By contrast with the forest, the Baramaku savannah seemed fairyland. It looks like an English park: smiling slopes of grass with here and there a clump of bracken or a cluster of trees; undulating knolls and dells, and a delicious little brook at its far end. Its area is between three and four square miles, and it is situated about 2,700 feet above sea-level. We walked right across it and pitched camp near the brook. A tarpaulin shelter was quickly made, and we changed luxuriously into dry clothes, after which Haywood produced excellent tea almost at once. In spite of all the drenchings of the last week, my husband and I were in better health and spirits than at our departure from Georgetown. The cool of the forest had been invigorating, and the sole evil result of the ceaseless damp was rheumatism in my shoulder, which disappeared after two days of the savannah sunshine and dry air.

But the setting of Baramaku-toy is far from English, for all around this little Eden looms the dark tropical forest, while to the north cliff-faced, forest-crowned Kowatipu glowered at us from among his rain-clouds some ten miles away. He rises a thousand feet or more above the sea of forest, a rectangular plateau edged by precipices, true to the Roraima leit-motif. He is the magnet for all the rain of the neighbourhood, and is generally wrapped in forbidding cloud. But as we gazed at him for a few minutes from Baramaku-toy, he stood out clear and grand, until once more he wreathed his head in mist, while rain fell about his feet. We watched, rejoicing in our escape, when, as it were, he shook his fist at us by sending an ugly black cloud straight for us. I ran to the shelter of the tarpaulin, having no mind to get my nice dry clothes soaked again. But it was only an impotent threat. He could not touch us in Baramaku’s charmed keeping, and the cloud drifted off on to the forest-clad hills near by, whilst the thrushes sang on undisturbedly and we basked in the sunshine, lying in the lush grass with no bête rouge to annoy us and fanned by cool breezes. The air had a delicious mountain nip in it, the thermometer at 5 p.m. being only 69° F. The night was quite cold, and I was glad of three blankets. Here we slept without mosquito nets, untroubled by insects. No one at present inhabits this savannah, but there are the remains of a deserted banaboo; and the spot, when made less difficult of access, would be a charming little country property. It has pasturage suitable for horses and cattle, with plenty of room available for pleasure-grounds and park-land, as well as for a kitchen-garden and poultry-farm. Within a short time a family established here would make itself almost independent of supplies from the coast.
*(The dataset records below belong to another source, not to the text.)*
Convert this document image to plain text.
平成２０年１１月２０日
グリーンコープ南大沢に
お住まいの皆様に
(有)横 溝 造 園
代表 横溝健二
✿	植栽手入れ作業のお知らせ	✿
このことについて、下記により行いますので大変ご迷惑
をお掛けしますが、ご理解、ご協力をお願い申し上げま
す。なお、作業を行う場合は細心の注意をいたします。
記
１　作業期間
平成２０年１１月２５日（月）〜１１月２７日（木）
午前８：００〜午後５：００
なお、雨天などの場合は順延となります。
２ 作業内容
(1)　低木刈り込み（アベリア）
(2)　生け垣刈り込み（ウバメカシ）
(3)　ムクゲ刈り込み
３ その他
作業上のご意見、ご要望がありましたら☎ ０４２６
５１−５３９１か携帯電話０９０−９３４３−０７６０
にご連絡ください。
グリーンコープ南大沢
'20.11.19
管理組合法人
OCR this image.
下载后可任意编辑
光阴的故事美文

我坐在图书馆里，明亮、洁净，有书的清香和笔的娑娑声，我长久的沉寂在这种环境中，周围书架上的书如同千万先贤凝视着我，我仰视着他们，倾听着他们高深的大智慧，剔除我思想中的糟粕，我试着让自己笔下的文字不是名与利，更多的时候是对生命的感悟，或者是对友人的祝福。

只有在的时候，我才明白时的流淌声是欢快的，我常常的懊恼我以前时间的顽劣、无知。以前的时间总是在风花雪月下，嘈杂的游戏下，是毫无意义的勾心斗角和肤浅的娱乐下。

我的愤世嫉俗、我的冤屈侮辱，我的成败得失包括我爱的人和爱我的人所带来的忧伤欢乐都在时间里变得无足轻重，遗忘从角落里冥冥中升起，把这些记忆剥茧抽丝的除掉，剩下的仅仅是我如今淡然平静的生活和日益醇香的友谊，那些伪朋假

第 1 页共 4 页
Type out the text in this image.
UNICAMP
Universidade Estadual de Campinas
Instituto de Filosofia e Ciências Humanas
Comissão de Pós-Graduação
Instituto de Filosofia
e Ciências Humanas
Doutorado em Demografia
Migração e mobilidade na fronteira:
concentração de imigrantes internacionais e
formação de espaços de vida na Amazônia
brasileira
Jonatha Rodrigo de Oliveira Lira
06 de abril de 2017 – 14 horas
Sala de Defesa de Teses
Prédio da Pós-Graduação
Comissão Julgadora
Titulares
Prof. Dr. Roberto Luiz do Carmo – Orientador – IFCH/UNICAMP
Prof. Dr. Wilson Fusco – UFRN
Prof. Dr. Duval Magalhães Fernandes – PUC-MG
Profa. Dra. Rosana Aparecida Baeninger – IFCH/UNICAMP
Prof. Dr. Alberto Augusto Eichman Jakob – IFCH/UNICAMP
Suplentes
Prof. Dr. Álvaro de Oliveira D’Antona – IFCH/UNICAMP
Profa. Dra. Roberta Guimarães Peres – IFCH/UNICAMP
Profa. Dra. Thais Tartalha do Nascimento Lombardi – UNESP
After our usual breakfast of porridge and coffee, we set off next morning, having first been taken by Mr. Menzies to look at a little meadow sprinkled underneath its grass with water-worn pebbles. He said that he had once prospected this place for diamonds, and thought it showed good promise, but could not go on with the work for lack of dynamite. He had found some ancient beads in the ground, of a kind not now used by the aborigines, and concluded that the place had been an Indian settlement in bygone days.

Crossing the brook which bounds the Baramaku savannah, our trail plunged again into forest, and ran uphill and down-dale over a number of small rills that drain northwards into the Kowa River, until, after a hot, dull walk of about five and a half miles, we reached the Quaibaru savannah. Ten minutes before emerging from the forest we came upon a stream with provision-fields on its banks, where cassava, yams, bananas, and plantains grew plentifully; and here our droghers washed themselves, brushed their hair, and titivated generally, preparatory to a state entry into Quaibaru village, whilst one of their number sounded a cow-horn to announce our approach. We could see that we were expected by the fact that the path had been carefully and recently cleaned for us.